Tribune par les associations Aides, Faaat, Fédération Addictions, Médecins du monde, NORML appellent le gouvernement français à renoncer à l’objectif idéologique et inatteignable d’éliminer les drogues pour se tourner vers les réalités de terrain.

Cette semaine à Vienne, l'Organisation des Nations unies (ONU) entame un débat plus qu’urgent sur la politique mondiale des drogues pour les dix années à venir. Les précédents plans onusiens s’étaient donné pour objectif d’atteindre « un monde sans drogue » en éliminant l’offre et l’usage de drogues d’ici 2019. Mais loin de diminuer, production, vente et consommation de drogues illicites ont au contraire fortement augmenté au cours de la dernière décennie.

Un bilan accablant qui démontre l’inconsistance des objectifs de 2009

Plus qu’inefficaces, ces politiques ont même produit les effets inverses de ceux escomptés, avec d’importants dommages pour la société. C’est le bilan tiré d’une récente évaluation de la société civile sur l’impact des politiques mondiales en matière de drogues depuis 2009 [1]. Le rapport souligne une aggravation des épidémies de VIH et d’hépatite C dans les contextes les plus répressifs tels que la Russie, ainsi que le déni du droit à l'accès aux médicaments antidouleurs pour 75 % de la population mondiale. En Amérique du Nord, la prohibition des drogues contribue largement au retard de la mise en œuvre des actions de réduction des risques nécessaires, ce qui rend très difficile la lutte contre la crise actuelle des opioïdes.

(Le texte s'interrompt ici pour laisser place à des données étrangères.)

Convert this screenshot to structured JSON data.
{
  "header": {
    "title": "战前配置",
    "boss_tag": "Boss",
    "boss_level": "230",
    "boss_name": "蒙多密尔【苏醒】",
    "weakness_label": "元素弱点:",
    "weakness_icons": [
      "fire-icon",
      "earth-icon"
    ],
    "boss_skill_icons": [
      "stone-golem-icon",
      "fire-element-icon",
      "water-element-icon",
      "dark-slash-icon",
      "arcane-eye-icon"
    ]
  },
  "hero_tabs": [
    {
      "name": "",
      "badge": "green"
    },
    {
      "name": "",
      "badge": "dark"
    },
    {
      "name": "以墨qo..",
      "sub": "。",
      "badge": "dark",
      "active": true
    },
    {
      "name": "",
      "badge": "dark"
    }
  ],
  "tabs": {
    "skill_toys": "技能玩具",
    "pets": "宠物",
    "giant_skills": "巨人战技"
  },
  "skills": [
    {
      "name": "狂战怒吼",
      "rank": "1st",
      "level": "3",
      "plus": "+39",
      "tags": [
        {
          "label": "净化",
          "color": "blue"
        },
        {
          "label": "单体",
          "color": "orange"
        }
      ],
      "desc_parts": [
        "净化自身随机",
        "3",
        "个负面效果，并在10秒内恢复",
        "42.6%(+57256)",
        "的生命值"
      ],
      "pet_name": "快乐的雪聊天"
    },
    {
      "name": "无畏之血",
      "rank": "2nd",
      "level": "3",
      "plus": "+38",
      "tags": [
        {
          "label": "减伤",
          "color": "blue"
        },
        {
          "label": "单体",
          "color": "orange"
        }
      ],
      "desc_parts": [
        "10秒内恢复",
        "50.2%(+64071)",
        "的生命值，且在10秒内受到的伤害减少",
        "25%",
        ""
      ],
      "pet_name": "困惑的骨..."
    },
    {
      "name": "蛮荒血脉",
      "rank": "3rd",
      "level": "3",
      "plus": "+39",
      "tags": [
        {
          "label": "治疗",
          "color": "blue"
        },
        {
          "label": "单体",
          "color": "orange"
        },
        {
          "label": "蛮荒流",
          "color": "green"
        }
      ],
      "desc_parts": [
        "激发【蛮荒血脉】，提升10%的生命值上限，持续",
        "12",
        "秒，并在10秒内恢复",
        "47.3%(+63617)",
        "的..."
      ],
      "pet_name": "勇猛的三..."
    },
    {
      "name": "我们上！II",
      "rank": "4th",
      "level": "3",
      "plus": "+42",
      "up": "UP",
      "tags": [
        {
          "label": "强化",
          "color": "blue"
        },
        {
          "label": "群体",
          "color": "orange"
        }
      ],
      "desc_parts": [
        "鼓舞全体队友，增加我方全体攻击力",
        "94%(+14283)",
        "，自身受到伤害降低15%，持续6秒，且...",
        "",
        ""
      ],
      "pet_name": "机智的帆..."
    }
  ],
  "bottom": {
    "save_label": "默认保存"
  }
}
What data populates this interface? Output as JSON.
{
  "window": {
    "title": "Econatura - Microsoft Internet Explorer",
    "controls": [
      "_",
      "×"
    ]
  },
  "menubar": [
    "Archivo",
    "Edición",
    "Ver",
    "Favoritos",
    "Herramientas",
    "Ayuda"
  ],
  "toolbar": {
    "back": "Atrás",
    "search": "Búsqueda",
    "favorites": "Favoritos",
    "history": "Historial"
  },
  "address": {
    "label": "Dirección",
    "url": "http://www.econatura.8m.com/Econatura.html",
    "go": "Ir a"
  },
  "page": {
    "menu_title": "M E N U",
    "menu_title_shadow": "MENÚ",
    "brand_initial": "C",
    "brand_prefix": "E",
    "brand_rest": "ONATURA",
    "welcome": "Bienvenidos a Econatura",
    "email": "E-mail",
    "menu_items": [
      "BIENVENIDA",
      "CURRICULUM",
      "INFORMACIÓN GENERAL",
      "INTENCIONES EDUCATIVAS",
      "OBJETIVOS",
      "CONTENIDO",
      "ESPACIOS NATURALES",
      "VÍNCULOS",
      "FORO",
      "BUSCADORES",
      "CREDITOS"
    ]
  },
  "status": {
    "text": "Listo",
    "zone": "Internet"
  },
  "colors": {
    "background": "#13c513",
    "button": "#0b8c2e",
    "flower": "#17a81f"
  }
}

L’application démesurée et arbitraire des politiques répressives a en outre provoqué de nombreuses violations des droits humains : surpopulation carcérale (une personne sur cinq étant incarcérée pour infraction à la législation sur les stupéfiants dans le monde), tortures et exécutions extra-judiciaires (27 000 recensées au Philippines depuis juin 2016), mépris de la vie privée ou, a contrario, refus de soins, etc. La politique prohibitionniste a de surcroit favorisé la criminalité liée aux trafics, qui a atteint des degrés de violence inégalés dans certains pays comme le Mexique, où 150 000 personnes sont décédées et 32 000 ont été portées disparues depuis le lancement de la guerre contre la drogue de l’ex-président Calderon en 2006.

Avec un tel bilan, il n’est pas surprenant que les États soient réticents à effectuer une évaluation officielle et indépendante de l’impact des politiques des drogues, en particulier au regard des objectifs d’éradication et des implications vis-à-vis des autres objectifs onusiens de maintien de la paix, de développement et de promotion des droits humains et de la santé.